Translation of Lectures
Talks and lectures often offer valuable content for a large audience. However, due to the language barrier many talks cannot reach all potential listeners. Due to their high costs, human translations are only in very few cases a feasible option.
Speech-to-speech translation technology can fill a gap, and can offer a solution for many situations, in which human interpreters and translators would be too expensive. Speech-to-speech translation systems are a combination of the technologies of automatic speech recognition (ASR), machine translation (MT), and speech synthesis.

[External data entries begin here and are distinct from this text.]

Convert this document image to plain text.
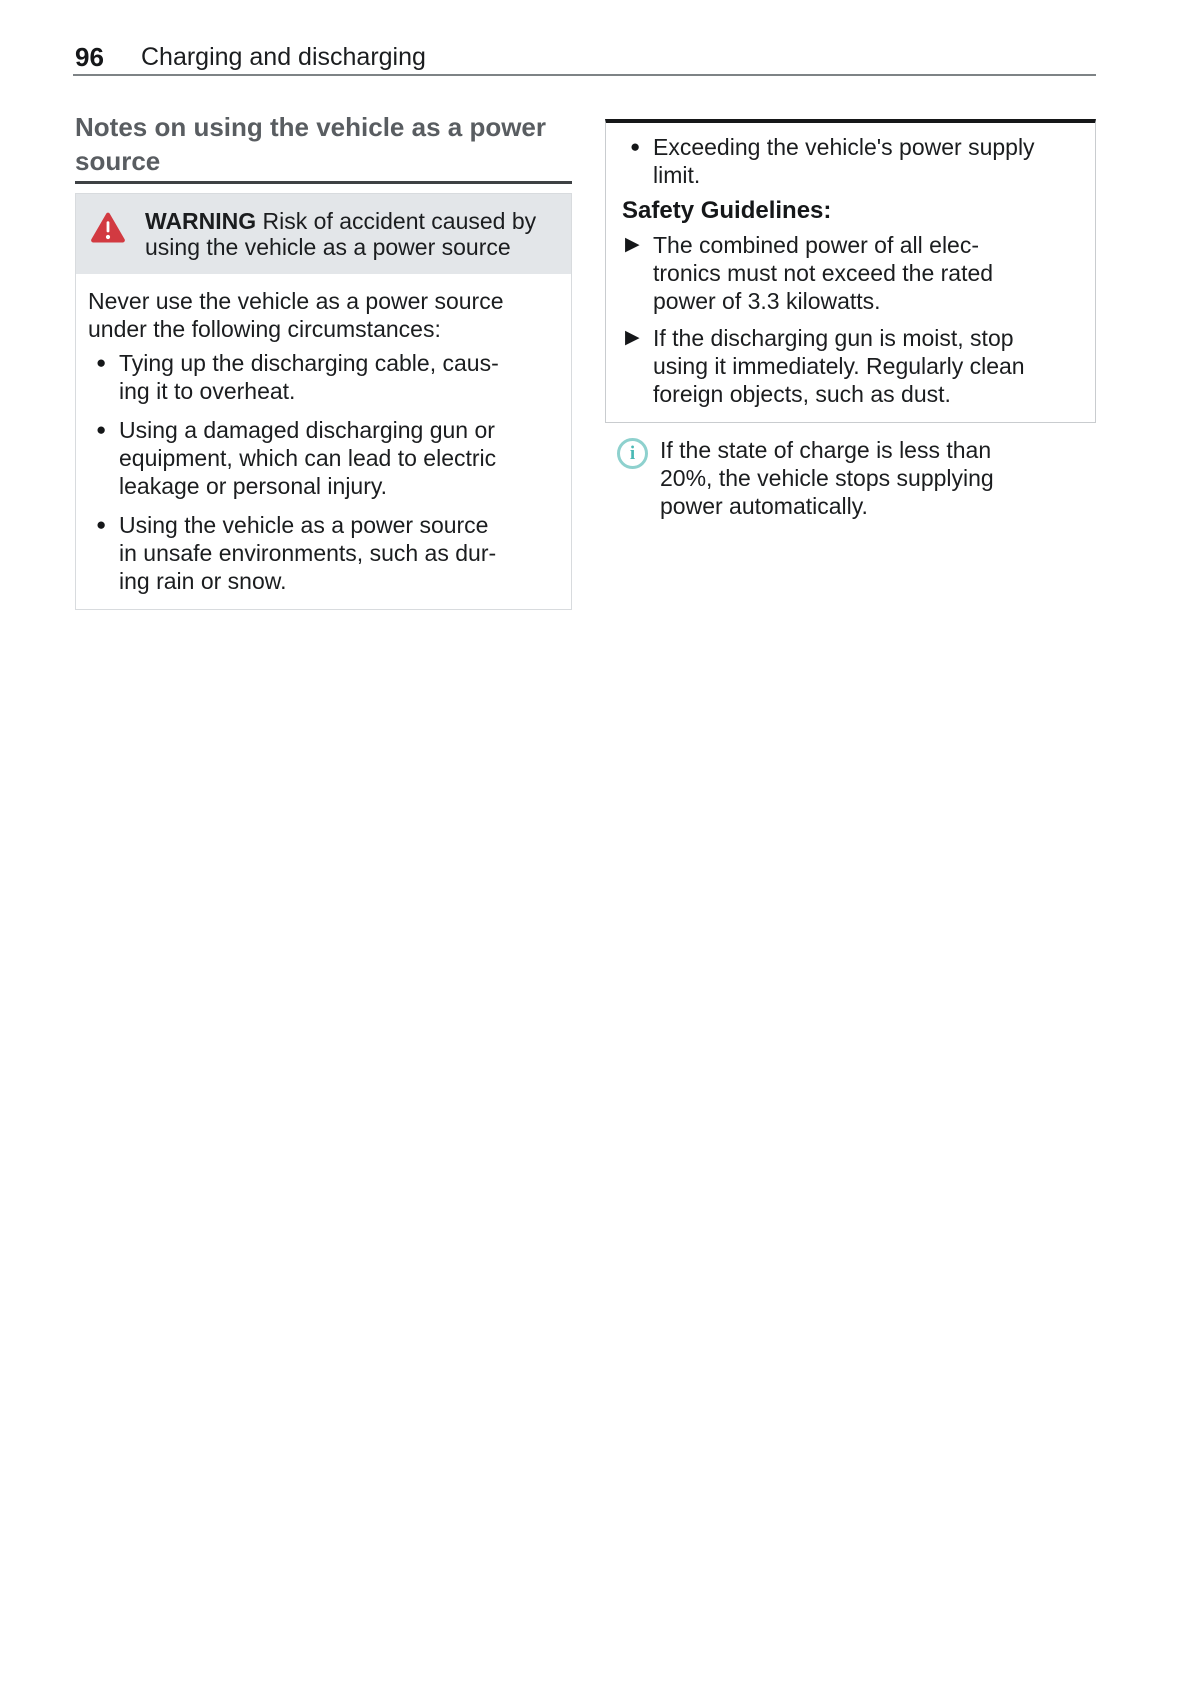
96 Charging and discharging
Notes on using the vehicle as a power
source
WARNING Risk of accident caused by
using the vehicle as a power source
Never use the vehicle as a power source
under the following circumstances:
● Tying up the discharging cable, caus-
ing it to overheat.
● Using a damaged discharging gun or
equipment, which can lead to electric
leakage or personal injury.
● Using the vehicle as a power source
in unsafe environments, such as dur-
ing rain or snow.
● Exceeding the vehicle's power supply
limit.
Safety Guidelines:
▶ The combined power of all elec-
tronics must not exceed the rated
power of 3.3 kilowatts.
▶ If the discharging gun is moist, stop
using it immediately. Regularly clean
foreign objects, such as dust.
i	If the state of charge is less than
20%, the vehicle stops supplying
power automatically.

Many interesting research aspects can be found in the area of automatic speech recognition:
Speech recognition systems deliver their best performance, when adapted to the style and content of the speech to be recognized as closely as possible. Differencies between the topic on which the models have been trained and the topic of the speech to be recognized can lead to large drops in performance, due to out-of-vocabulary words and wrongly estimated n-gram possiblities within the language model of the recognition system.
Run-Time and Latency
Especially for the case of simultaneous translation, speech recognition has to be conducted in in real-time, and the result has to be deliverd with as little latency as possible. Only then, the listeners of the talk will be able to follow the translation and to relate the content of the lectures to the interaction of the lecturer with his audience. With respect to latency interesting questions arise with respect to the interface with the machine translation component, since, in order to be able to translate correctly, a certain amount of linguistic context needs to available to the translation component.